Tentez cette expérience. Écoutez le poème une première fois, puis une deuxième et une troisième fois. Sans chercher à comprendre. Et la magie de la poésie risque alors de s’opérer. Christian Bobin n’écrit-il pas « pour lire un poème, il faut une vie entière » ?
Je suis sur la montagne et contemple la baie. Les bateaux reposent à la surface de l'été. « Nous sommes des somnambules. Des lunes à la dérive. » Voilà ce que les voiles blanches me disent.
« Nous errons dans une maison assoupie. Nous poussons doucement les portes. Nous nous appuyons à la liberté. » Voilà ce que les voiles blanches me disent.
J'ai vu un jour les volontés du monde s'en aller. Elles suivaient le même cours ― une seule flotte. « Nous sommes dispersées maintenant. Compagnes de personne. » Voilà ce que les voiles blanches me disent.
Tomas Tranströmer – 1931 – 2015 Prix Nobel de littérature 2011 http://tomastranstromer.net/
Ce poème est extrait du recueil ‘Baltiques’, Œuvres complètes 1954-2004, de Tomas Tranströmer, traduit du suédois et préfacé par Jacques Outin. http://www.outin.hoermaessigeerbaulichkeit.de/bio_francais.html http://www.jacques-outin.de/ Collection Poésie/ Gallimard n° 397, 2004, 384 p. http://www.gallimard.fr/Catalogue/GALLIMARD/Poesie-Gallimard/Baltiques
Illustration : Hommage à l’Hermione – La Frégate de la Liberté Grand départ 18 avril 2015 http://www.hermione.com/accueil/
Pour une écoute plurielle : FRÅN BERGET - DE LA MONTAGNE, chanté par le troubadour Jan Burehäll (2012). http://www.burehall.se/ https://soundcloud.com/jan-burehall/fr-n-berget-text-tomas-transtr
Jag står på berget och ser över fjärden.

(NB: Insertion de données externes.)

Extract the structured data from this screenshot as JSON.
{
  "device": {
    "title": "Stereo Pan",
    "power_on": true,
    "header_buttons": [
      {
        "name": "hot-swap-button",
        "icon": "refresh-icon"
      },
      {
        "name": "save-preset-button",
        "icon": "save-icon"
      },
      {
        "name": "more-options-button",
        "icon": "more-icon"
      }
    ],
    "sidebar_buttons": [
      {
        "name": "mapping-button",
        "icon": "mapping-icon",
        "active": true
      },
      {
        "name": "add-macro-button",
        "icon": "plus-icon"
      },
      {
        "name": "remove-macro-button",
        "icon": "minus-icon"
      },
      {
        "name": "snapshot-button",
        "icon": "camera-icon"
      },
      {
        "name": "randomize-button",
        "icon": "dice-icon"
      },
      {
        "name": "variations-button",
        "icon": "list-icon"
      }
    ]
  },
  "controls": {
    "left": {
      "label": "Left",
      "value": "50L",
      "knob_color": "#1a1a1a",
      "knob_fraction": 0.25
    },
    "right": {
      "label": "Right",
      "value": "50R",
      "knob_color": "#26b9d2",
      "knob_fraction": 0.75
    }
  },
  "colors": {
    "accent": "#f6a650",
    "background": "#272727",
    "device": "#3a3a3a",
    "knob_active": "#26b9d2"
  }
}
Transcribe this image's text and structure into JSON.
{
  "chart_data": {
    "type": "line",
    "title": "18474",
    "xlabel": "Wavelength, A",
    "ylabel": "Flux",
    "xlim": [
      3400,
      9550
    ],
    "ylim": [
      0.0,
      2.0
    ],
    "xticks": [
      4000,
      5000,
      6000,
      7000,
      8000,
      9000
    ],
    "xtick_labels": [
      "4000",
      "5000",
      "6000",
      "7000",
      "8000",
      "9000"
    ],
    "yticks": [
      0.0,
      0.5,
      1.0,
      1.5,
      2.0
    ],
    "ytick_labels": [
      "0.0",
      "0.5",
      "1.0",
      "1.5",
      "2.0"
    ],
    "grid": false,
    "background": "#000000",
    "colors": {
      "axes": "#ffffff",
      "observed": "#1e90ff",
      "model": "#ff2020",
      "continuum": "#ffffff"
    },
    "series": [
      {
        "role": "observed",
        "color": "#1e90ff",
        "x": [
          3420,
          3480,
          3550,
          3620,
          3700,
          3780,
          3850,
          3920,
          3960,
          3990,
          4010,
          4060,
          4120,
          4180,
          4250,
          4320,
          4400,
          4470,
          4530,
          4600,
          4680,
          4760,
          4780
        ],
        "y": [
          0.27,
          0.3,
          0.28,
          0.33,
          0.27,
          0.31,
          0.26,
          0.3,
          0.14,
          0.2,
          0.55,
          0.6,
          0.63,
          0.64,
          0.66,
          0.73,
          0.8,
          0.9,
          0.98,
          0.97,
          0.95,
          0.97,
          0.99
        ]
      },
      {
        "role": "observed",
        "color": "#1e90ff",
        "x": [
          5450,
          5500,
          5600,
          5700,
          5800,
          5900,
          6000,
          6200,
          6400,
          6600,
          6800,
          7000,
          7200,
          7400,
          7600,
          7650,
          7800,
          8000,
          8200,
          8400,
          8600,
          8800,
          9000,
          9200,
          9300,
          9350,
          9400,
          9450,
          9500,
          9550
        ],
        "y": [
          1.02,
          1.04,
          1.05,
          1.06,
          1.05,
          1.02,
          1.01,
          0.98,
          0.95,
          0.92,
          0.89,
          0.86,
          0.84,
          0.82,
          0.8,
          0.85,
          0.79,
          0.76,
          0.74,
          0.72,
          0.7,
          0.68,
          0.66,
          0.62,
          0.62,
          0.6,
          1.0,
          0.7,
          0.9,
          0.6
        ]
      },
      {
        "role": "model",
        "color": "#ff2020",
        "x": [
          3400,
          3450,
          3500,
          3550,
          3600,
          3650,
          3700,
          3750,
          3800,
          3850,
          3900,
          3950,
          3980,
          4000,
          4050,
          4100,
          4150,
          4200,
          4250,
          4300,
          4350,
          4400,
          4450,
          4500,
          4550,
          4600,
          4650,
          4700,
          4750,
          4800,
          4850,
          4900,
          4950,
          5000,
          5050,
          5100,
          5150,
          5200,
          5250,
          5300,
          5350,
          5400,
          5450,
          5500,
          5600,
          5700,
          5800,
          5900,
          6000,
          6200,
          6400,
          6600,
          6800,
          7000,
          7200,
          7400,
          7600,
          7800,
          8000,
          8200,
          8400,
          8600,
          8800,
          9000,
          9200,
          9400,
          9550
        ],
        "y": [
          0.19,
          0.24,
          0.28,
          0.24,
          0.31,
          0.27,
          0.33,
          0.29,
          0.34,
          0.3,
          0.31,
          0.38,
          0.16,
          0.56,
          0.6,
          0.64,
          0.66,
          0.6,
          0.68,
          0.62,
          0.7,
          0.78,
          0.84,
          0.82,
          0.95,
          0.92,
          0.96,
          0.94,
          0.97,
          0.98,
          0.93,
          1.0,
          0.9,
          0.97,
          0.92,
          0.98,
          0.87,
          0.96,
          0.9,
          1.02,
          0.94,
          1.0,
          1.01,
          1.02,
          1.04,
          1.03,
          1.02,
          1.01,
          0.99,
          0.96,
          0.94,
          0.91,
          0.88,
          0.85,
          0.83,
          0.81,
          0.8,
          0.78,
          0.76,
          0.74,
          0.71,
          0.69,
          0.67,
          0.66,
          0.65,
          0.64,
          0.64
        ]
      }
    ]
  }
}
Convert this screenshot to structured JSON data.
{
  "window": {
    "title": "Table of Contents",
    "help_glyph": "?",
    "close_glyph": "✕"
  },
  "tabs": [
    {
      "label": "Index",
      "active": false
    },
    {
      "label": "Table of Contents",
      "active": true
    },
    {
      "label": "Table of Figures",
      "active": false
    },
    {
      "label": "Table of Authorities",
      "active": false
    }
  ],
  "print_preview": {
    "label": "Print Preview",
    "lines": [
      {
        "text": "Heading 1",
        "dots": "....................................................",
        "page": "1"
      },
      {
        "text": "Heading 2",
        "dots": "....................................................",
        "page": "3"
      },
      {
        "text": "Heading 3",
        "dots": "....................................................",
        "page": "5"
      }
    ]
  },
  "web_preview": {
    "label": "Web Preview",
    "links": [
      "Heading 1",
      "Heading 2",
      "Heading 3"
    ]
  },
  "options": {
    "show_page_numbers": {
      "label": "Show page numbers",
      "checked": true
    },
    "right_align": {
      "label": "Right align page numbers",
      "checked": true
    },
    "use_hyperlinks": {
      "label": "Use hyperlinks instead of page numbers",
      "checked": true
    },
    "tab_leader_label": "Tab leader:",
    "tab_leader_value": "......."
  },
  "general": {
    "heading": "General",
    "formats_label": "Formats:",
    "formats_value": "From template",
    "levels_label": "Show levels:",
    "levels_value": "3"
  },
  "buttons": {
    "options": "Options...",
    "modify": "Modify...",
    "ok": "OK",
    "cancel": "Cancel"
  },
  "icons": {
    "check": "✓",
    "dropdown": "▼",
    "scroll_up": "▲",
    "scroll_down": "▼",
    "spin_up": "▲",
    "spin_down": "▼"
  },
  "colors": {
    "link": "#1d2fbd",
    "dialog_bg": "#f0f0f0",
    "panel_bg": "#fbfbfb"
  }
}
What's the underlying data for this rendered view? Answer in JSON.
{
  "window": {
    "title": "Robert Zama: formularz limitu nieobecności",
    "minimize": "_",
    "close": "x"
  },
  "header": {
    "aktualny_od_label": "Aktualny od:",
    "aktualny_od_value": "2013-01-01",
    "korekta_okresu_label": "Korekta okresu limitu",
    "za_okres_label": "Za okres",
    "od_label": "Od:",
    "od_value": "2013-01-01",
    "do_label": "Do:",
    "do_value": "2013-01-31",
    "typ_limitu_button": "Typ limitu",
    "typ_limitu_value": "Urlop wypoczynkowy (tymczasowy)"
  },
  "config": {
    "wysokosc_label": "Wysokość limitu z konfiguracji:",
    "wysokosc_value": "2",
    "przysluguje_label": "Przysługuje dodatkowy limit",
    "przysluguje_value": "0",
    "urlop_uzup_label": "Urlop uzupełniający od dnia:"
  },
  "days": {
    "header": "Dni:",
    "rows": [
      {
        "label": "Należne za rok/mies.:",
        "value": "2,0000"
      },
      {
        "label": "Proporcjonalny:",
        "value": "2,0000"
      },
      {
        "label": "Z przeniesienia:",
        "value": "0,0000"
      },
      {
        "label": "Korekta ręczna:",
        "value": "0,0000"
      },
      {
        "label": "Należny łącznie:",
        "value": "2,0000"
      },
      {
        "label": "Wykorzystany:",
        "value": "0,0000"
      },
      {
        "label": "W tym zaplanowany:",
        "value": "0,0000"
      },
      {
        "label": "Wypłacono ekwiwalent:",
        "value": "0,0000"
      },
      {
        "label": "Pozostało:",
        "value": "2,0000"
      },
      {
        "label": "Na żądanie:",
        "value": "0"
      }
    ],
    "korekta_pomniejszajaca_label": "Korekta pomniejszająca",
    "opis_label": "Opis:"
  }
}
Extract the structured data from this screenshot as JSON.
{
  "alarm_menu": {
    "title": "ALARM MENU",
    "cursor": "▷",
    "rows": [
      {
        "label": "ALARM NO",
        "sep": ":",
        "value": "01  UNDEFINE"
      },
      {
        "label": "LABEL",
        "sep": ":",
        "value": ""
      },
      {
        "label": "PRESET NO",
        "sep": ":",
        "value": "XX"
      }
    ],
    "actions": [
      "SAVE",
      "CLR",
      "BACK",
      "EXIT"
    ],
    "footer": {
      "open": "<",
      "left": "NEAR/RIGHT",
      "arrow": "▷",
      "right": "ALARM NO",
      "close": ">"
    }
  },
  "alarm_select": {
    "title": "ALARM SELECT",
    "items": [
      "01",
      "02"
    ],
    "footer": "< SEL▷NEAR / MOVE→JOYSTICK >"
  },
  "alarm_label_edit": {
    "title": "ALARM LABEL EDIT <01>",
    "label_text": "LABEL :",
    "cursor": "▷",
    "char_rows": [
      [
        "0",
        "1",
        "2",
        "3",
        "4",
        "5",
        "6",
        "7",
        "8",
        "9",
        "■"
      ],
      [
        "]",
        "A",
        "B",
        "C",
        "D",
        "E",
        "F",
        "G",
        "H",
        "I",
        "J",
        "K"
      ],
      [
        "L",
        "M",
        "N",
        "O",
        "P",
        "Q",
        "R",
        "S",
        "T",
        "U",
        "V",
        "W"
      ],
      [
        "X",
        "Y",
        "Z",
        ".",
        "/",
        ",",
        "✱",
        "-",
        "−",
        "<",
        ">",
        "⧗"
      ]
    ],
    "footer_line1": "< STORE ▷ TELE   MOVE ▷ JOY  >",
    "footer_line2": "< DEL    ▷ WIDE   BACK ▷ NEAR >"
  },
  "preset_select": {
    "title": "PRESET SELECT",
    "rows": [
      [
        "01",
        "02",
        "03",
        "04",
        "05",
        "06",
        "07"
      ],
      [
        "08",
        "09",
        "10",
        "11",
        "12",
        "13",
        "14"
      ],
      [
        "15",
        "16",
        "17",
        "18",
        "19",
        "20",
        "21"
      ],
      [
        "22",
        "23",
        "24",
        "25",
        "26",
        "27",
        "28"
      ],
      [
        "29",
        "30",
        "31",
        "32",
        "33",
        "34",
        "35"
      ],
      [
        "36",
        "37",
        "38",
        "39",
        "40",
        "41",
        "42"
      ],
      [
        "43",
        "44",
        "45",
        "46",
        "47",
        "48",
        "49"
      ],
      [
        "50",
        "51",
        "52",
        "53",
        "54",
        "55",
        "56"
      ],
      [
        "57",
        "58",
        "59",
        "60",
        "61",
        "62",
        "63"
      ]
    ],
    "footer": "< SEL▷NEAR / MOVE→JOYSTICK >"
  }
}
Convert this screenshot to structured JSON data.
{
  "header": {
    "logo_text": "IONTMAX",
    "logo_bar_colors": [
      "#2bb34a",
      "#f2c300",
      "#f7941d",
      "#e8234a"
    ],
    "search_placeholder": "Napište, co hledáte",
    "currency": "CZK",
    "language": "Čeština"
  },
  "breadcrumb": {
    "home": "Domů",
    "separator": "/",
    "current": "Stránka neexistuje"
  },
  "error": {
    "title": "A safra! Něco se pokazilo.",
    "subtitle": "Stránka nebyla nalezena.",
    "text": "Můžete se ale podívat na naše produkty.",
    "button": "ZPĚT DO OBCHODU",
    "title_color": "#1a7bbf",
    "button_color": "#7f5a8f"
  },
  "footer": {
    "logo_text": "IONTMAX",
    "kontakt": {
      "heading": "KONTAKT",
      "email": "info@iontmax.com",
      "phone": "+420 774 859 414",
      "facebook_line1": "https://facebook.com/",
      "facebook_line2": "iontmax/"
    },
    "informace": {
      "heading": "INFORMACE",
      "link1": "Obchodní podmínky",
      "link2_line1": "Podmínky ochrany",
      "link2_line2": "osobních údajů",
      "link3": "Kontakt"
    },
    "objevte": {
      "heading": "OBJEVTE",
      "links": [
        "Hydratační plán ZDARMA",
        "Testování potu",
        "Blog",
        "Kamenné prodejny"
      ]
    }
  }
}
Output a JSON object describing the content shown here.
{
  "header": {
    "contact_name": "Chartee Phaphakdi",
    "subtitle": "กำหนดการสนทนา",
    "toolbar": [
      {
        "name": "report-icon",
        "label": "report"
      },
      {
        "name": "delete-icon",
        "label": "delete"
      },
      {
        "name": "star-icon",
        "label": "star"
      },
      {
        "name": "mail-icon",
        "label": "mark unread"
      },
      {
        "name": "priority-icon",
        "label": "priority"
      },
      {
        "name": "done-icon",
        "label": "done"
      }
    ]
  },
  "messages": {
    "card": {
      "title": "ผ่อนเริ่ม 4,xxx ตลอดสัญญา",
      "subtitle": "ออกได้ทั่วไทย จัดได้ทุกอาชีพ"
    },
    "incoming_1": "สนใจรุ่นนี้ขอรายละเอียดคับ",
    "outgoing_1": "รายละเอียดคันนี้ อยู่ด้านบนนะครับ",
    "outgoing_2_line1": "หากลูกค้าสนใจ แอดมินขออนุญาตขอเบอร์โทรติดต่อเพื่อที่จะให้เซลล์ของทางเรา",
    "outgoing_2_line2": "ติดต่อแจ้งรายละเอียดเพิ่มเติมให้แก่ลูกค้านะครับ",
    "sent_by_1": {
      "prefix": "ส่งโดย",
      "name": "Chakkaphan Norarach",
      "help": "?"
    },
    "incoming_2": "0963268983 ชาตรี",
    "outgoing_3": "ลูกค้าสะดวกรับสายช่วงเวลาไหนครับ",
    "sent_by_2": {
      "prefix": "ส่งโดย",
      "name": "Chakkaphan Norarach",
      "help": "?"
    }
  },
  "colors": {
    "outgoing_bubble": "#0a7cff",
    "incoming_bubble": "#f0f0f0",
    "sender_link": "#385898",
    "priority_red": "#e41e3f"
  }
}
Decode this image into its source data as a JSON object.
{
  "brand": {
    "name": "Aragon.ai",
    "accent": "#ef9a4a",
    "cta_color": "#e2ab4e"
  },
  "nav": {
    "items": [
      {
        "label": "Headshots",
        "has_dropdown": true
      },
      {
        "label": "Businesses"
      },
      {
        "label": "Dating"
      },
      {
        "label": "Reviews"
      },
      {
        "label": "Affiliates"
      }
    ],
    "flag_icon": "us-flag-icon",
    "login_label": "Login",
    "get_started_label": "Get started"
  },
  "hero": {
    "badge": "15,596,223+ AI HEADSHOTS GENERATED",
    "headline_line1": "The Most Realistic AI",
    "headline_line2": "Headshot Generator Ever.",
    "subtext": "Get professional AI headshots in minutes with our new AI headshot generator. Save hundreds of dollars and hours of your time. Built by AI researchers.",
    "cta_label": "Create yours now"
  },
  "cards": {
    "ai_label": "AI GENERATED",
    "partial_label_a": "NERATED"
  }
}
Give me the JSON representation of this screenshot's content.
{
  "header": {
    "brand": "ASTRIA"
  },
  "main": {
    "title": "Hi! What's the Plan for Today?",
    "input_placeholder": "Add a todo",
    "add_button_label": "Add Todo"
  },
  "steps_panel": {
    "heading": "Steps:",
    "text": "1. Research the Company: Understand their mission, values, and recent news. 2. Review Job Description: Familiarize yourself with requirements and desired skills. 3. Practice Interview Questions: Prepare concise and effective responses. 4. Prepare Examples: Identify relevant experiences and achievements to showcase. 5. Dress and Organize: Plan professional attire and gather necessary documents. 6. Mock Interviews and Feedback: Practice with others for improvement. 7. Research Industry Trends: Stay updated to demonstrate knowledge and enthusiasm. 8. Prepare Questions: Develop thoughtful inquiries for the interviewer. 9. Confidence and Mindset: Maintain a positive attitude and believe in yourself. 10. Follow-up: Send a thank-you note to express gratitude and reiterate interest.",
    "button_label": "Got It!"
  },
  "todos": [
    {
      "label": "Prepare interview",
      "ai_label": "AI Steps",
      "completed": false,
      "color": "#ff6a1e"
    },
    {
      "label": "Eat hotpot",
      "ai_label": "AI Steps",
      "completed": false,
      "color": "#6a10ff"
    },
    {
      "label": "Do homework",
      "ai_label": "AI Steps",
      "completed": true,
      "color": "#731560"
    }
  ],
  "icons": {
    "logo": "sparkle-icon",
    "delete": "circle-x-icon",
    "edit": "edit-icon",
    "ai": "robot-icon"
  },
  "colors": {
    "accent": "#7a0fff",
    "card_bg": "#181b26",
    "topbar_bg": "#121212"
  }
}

Båtarna vilar på sommarens yta. « Vi är sömngångare. Månar på drift. » Så säger de vita seglen.
« Vi smyger genom ett sovande hus. Vi skjuter sakta upp dörrarna. Vi lutar oss mot friheten. » Så säger de vita seglen.
En gång såg jag världens viljor segla. De höll samma kurs - en enda flotta. « Vi är skingrade nu. Ingens följe. » Så säger de vita seglen.
Tomas Tranströmer, Den halvfärdiga himlen, Bonnier, Stockholm, 1962.
From the Mountain
I stand on the hill and look across the bay. The boats rest on the surface of summer. ‘We are sleepwalkers. Moons adrift.’ So say the white sails.
‘We slip through a sleeping house. We gently open the doors. We lean towards freedom.’ So say the white sails.
Once I saw the wills of the world sailing. They held the same course – one single fleet. ‘We are dispersed now. No one’s escort.’ So say the white sails.
Tomas Tranströmer, 'The Half-finished Heaven' (1962), translated by Robin Fulton.